Les motifs de licenciement reconnus par la loi
Le licenciement est une décision unilatérale de l’employeur de rompre le contrat de travail. Pour être juridiquement valable, il doit reposer sur une cause réelle et sérieuse. La loi distingue le licenciement pour motif personnel (lié à la personne du salarié) et le licenciement pour motif économique (lié aux difficultés de l’entreprise).
Le motif personnel peut être disciplinaire (faute simple, faute grave, faute lourde) ou non disciplinaire (insuffisance professionnelle, inaptitude physique). Le motif économique concerne les suppressions d’emploi liées à des difficultés économiques, des mutations technologiques, ou une réorganisation nécessaire à la sauvegarde de l’entreprise. Maître Bruno Perucca, avocat en droit social à Antibes, vérifie la validité du motif invoqué par votre employeur.
La procédure de licenciement : des règles strictes à respecter
L’employeur doit suivre une procédure impérative, sous peine de voir le licenciement jugé sans cause réelle et sérieuse. Les étapes sont les suivantes : convocation du salarié à un entretien préalable par lettre recommandée ou remise en main propre (délai de 5 jours ouvrables minimum), entretien préalable au cours duquel le salarié peut se faire assister, notification du licenciement par lettre recommandée avec accusé de réception (délai de 2 jours ouvrables minimum après l’entretien).
Chaque étape comporte des exigences précises : contenu de la lettre de convocation, mention de la possibilité d’être assisté, délais à respecter. La moindre irrégularité peut entraîner des dommages-intérêts pour le salarié. Maître Perucca vérifie la conformité de la procédure et vous conseille sur la stratégie à adopter.
Les indemnités de licenciement
Selon votre ancienneté et la nature du licenciement, vous pouvez prétendre à différentes indemnités : l’indemnité légale de licenciement (1/4 de mois de salaire par année pour les 10 premières années, 1/3 de mois au-delà), l’indemnité compensatrice de préavis, l’indemnité compensatrice de congés payés, et d’éventuelles dommages-intérêts pour licenciement sans cause réelle et sérieuse.
Le barème Macron fixe un plancher et un plafond pour les dommages-intérêts selon l’ancienneté du salarié (de 1 à 20 mois de salaire pour une ancienneté de 1 à 30 ans).
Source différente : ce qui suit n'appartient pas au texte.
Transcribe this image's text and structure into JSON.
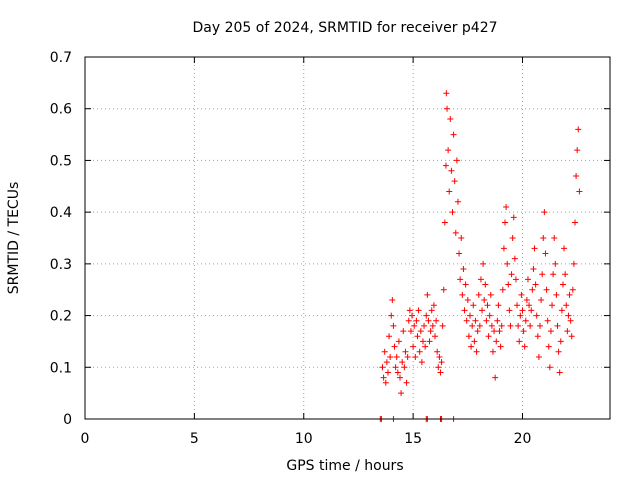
{
  "chart_data": {
    "type": "scatter",
    "title": "Day 205 of 2024, SRMTID for receiver p427",
    "xlabel": "GPS time / hours",
    "ylabel": "SRMTID / TECUs",
    "xlim": [
      0,
      24
    ],
    "ylim": [
      0,
      0.7
    ],
    "xticks": [
      0,
      5,
      10,
      15,
      20
    ],
    "yticks": [
      0,
      0.1,
      0.2,
      0.3,
      0.4,
      0.5,
      0.6,
      0.7
    ],
    "grid": true,
    "marker": "+",
    "color": "#ff0000",
    "series": [
      {
        "name": "SRMTID",
        "points": [
          [
            13.5,
            0.0
          ],
          [
            13.55,
            0.0
          ],
          [
            14.1,
            0.0
          ],
          [
            15.6,
            0.0
          ],
          [
            15.65,
            0.0
          ],
          [
            16.25,
            0.0
          ],
          [
            16.3,
            0.0
          ],
          [
            16.85,
            0.0
          ],
          [
            13.6,
            0.1
          ],
          [
            13.65,
            0.08
          ],
          [
            13.7,
            0.13
          ],
          [
            13.75,
            0.07
          ],
          [
            13.8,
            0.11
          ],
          [
            13.85,
            0.09
          ],
          [
            13.9,
            0.16
          ],
          [
            13.95,
            0.12
          ],
          [
            14.0,
            0.2
          ],
          [
            14.05,
            0.23
          ],
          [
            14.1,
            0.18
          ],
          [
            14.15,
            0.14
          ],
          [
            14.2,
            0.1
          ],
          [
            14.25,
            0.12
          ],
          [
            14.3,
            0.09
          ],
          [
            14.35,
            0.15
          ],
          [
            14.4,
            0.08
          ],
          [
            14.45,
            0.05
          ],
          [
            14.5,
            0.11
          ],
          [
            14.55,
            0.17
          ],
          [
            14.6,
            0.1
          ],
          [
            14.65,
            0.13
          ],
          [
            14.7,
            0.07
          ],
          [
            14.75,
            0.12
          ],
          [
            14.8,
            0.19
          ],
          [
            14.85,
            0.21
          ],
          [
            14.9,
            0.17
          ],
          [
            14.95,
            0.2
          ],
          [
            15.0,
            0.14
          ],
          [
            15.05,
            0.18
          ],
          [
            15.1,
            0.12
          ],
          [
            15.15,
            0.19
          ],
          [
            15.2,
            0.16
          ],
          [
            15.25,
            0.21
          ],
          [
            15.3,
            0.13
          ],
          [
            15.35,
            0.17
          ],
          [
            15.4,
            0.11
          ],
          [
            15.45,
            0.15
          ],
          [
            15.5,
            0.18
          ],
          [
            15.55,
            0.14
          ],
          [
            15.6,
            0.2
          ],
          [
            15.65,
            0.24
          ],
          [
            15.7,
            0.19
          ],
          [
            15.75,
            0.15
          ],
          [
            15.8,
            0.17
          ],
          [
            15.85,
            0.21
          ],
          [
            15.9,
            0.18
          ],
          [
            15.95,
            0.22
          ],
          [
            16.0,
            0.16
          ],
          [
            16.05,
            0.19
          ],
          [
            16.1,
            0.13
          ],
          [
            16.15,
            0.1
          ],
          [
            16.2,
            0.12
          ],
          [
            16.25,
            0.09
          ],
          [
            16.3,
            0.11
          ],
          [
            16.35,
            0.18
          ],
          [
            16.4,
            0.25
          ],
          [
            16.45,
            0.38
          ],
          [
            16.5,
            0.49
          ],
          [
            16.52,
            0.63
          ],
          [
            16.55,
            0.6
          ],
          [
            16.6,
            0.52
          ],
          [
            16.65,
            0.44
          ],
          [
            16.7,
            0.58
          ],
          [
            16.75,
            0.48
          ],
          [
            16.8,
            0.4
          ],
          [
            16.85,
            0.55
          ],
          [
            16.9,
            0.46
          ],
          [
            16.95,
            0.36
          ],
          [
            17.0,
            0.5
          ],
          [
            17.05,
            0.42
          ],
          [
            17.1,
            0.32
          ],
          [
            17.15,
            0.27
          ],
          [
            17.2,
            0.35
          ],
          [
            17.25,
            0.24
          ],
          [
            17.3,
            0.29
          ],
          [
            17.35,
            0.21
          ],
          [
            17.4,
            0.26
          ],
          [
            17.45,
            0.19
          ],
          [
            17.5,
            0.23
          ],
          [
            17.55,
            0.16
          ],
          [
            17.6,
            0.2
          ],
          [
            17.65,
            0.14
          ],
          [
            17.7,
            0.18
          ],
          [
            17.75,
            0.22
          ],
          [
            17.8,
            0.15
          ],
          [
            17.85,
            0.19
          ],
          [
            17.9,
            0.13
          ],
          [
            17.95,
            0.17
          ],
          [
            18.0,
            0.24
          ],
          [
            18.05,
            0.18
          ],
          [
            18.1,
            0.27
          ],
          [
            18.15,
            0.21
          ],
          [
            18.2,
            0.3
          ],
          [
            18.25,
            0.23
          ],
          [
            18.3,
            0.26
          ],
          [
            18.35,
            0.19
          ],
          [
            18.4,
            0.22
          ],
          [
            18.45,
            0.16
          ],
          [
            18.5,
            0.2
          ],
          [
            18.55,
            0.24
          ],
          [
            18.6,
            0.18
          ],
          [
            18.65,
            0.13
          ],
          [
            18.7,
            0.17
          ],
          [
            18.75,
            0.08
          ],
          [
            18.8,
            0.15
          ],
          [
            18.85,
            0.19
          ],
          [
            18.9,
            0.22
          ],
          [
            18.95,
            0.17
          ],
          [
            19.0,
            0.14
          ],
          [
            19.05,
            0.18
          ],
          [
            19.1,
            0.25
          ],
          [
            19.15,
            0.33
          ],
          [
            19.2,
            0.38
          ],
          [
            19.25,
            0.41
          ],
          [
            19.3,
            0.3
          ],
          [
            19.35,
            0.26
          ],
          [
            19.4,
            0.21
          ],
          [
            19.45,
            0.18
          ],
          [
            19.5,
            0.28
          ],
          [
            19.55,
            0.35
          ],
          [
            19.6,
            0.39
          ],
          [
            19.65,
            0.31
          ],
          [
            19.7,
            0.27
          ],
          [
            19.75,
            0.22
          ],
          [
            19.8,
            0.18
          ],
          [
            19.85,
            0.15
          ],
          [
            19.9,
            0.2
          ],
          [
            19.95,
            0.24
          ],
          [
            20.0,
            0.21
          ],
          [
            20.05,
            0.17
          ],
          [
            20.1,
            0.14
          ],
          [
            20.15,
            0.19
          ],
          [
            20.2,
            0.23
          ],
          [
            20.25,
            0.27
          ],
          [
            20.3,
            0.22
          ],
          [
            20.35,
            0.18
          ],
          [
            20.4,
            0.21
          ],
          [
            20.45,
            0.25
          ],
          [
            20.5,
            0.29
          ],
          [
            20.55,
            0.33
          ],
          [
            20.6,
            0.26
          ],
          [
            20.65,
            0.2
          ],
          [
            20.7,
            0.16
          ],
          [
            20.75,
            0.12
          ],
          [
            20.8,
            0.18
          ],
          [
            20.85,
            0.23
          ],
          [
            20.9,
            0.28
          ],
          [
            20.95,
            0.35
          ],
          [
            21.0,
            0.4
          ],
          [
            21.05,
            0.32
          ],
          [
            21.1,
            0.25
          ],
          [
            21.15,
            0.19
          ],
          [
            21.2,
            0.14
          ],
          [
            21.25,
            0.1
          ],
          [
            21.3,
            0.17
          ],
          [
            21.35,
            0.22
          ],
          [
            21.4,
            0.28
          ],
          [
            21.45,
            0.35
          ],
          [
            21.5,
            0.3
          ],
          [
            21.55,
            0.24
          ],
          [
            21.6,
            0.18
          ],
          [
            21.65,
            0.13
          ],
          [
            21.7,
            0.09
          ],
          [
            21.75,
            0.15
          ],
          [
            21.8,
            0.21
          ],
          [
            21.85,
            0.26
          ],
          [
            21.9,
            0.33
          ],
          [
            21.95,
            0.28
          ],
          [
            22.0,
            0.22
          ],
          [
            22.05,
            0.17
          ],
          [
            22.1,
            0.2
          ],
          [
            22.15,
            0.24
          ],
          [
            22.2,
            0.19
          ],
          [
            22.25,
            0.16
          ],
          [
            22.3,
            0.25
          ],
          [
            22.35,
            0.3
          ],
          [
            22.4,
            0.38
          ],
          [
            22.45,
            0.47
          ],
          [
            22.5,
            0.52
          ],
          [
            22.55,
            0.56
          ],
          [
            22.6,
            0.44
          ]
        ]
      }
    ]
  }
}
Maître Perucca vous aide à calculer vos droits et à les faire valoir devant le Conseil de prud’hommes de Grasse.
Questions fréquentes
Quel est le délai pour contester un licenciement ? Le salarié dispose de 12 mois à compter de la notification du licenciement pour saisir le Conseil de prud’hommes.
Puis-je être licencié pendant un arrêt maladie ? Non, le licenciement est interdit pendant un arrêt maladie lié à un accident du travail ou une maladie professionnelle. Pour une maladie non professionnelle, le licenciement est possible sous certaines conditions.
Maître Bruno Perucca, avocat en droit social à Antibes
5 Boulevard du Cap, Villa Azzura, 06000 Antibes. Tél : 04 92 93 14 51. Consultation sur rendez-vous.
Licenciement économique : procédure et critères
Le licenciement pour motif économique est soumis à des règles particulières. L’employeur doit démontrer que le motif économique est réel et sérieux : difficultés économiques avérées, mutations technologiques, réorganisation nécessaire à la sauvegarde de l’entreprise, ou cessation d’activité. Le simple souhait d’augmenter la rentabilité ne constitue pas un motif économique valable.
L’employeur doit respecter un ordre des licenciements déterminé par des critères objectifs : charges de famille, ancienneté, situation des salariés présentant des difficultés sociales particulières, qualités professionnelles. L’employeur doit également proposer un plan de reclassement au salarié avant tout licenciement économique. Maître Perucca vérifie que ces obligations ont bien été respectées et vous conseille sur les recours possibles.
Licenciement et inaptitude : les règles protectrices
Lorsqu’un salarié est déclaré inapte par le médecin du travail, l’employeur doit lui proposer un reclassement dans un poste adapté à ses capacités. Le reclassement doit être recherché au sein de l’entreprise et du groupe, y compris par des aménagements de poste ou des formations. Si le reclassement est impossible ou refusé par le salarié, l’employeur peut procéder à un licenciement pour inaptitude, qui ouvre droit à des indemnités spécifiques.